The article discusses the potential of ChatGPT, a generative AI model, to revolutionize scientific research by accelerating literature reviews, improving findings interpretation, and enhancing readability. ChatGPT can generate responses that closely resemble human-generated content, making it a valuable tool for researchers. The model can also produce responses based on prompts written in natural language, allowing users to guide its responses with ease.
The article highlights the advantages of using ChatGPT in scientific research, including its ability to improve the quality of research by assisting in writing, accelerating the literature review process, and preparing results more efficiently. Additionally, ChatGPT can help researchers investigate the impact of vocabulary and lexical richness on scientific communication.

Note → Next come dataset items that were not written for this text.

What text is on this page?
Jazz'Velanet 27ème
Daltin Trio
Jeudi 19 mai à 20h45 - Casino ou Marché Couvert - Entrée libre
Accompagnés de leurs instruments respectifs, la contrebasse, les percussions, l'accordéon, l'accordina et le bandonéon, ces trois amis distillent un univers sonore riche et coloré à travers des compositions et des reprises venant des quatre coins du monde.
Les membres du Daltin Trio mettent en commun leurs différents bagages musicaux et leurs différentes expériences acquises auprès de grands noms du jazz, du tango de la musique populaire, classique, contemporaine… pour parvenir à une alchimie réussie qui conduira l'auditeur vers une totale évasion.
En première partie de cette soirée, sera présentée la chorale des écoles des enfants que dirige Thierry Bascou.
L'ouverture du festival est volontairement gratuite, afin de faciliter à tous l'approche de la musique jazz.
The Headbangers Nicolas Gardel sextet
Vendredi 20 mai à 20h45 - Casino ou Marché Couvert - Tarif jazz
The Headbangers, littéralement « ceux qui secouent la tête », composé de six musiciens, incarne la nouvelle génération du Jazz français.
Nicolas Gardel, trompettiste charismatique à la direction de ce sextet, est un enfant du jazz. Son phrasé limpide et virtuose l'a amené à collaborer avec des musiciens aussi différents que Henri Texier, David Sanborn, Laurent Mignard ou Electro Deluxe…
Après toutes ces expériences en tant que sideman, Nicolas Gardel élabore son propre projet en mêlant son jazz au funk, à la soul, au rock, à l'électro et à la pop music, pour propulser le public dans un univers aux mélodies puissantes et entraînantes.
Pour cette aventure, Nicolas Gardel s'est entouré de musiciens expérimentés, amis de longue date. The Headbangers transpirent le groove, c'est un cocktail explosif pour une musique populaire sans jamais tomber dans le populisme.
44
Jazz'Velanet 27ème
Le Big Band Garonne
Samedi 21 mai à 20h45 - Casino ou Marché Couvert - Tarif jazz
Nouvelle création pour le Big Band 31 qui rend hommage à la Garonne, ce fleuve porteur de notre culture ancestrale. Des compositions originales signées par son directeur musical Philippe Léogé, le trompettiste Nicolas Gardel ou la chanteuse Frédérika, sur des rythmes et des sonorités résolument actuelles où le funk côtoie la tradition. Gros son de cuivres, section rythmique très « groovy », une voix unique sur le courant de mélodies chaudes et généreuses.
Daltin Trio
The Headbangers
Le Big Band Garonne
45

To demystify complex concepts related to ChatGPT, the article uses analogies such as comparing its vocabulary and lexical richness to human-generated content. The author also provides examples of how ChatGPT can be used in various research settings, such as de-identifying medical texts and generating long-form analogies.
Overall, the article presents a balanced view of ChatGPT’s capabilities and limitations, highlighting its potential to transform scientific research while acknowledging the need for further research to fully understand its capabilities. The author concludes that ChatGPT is a significant tool that can support scientists in their work, but it should be used with caution and critical thinking to ensure reliable results.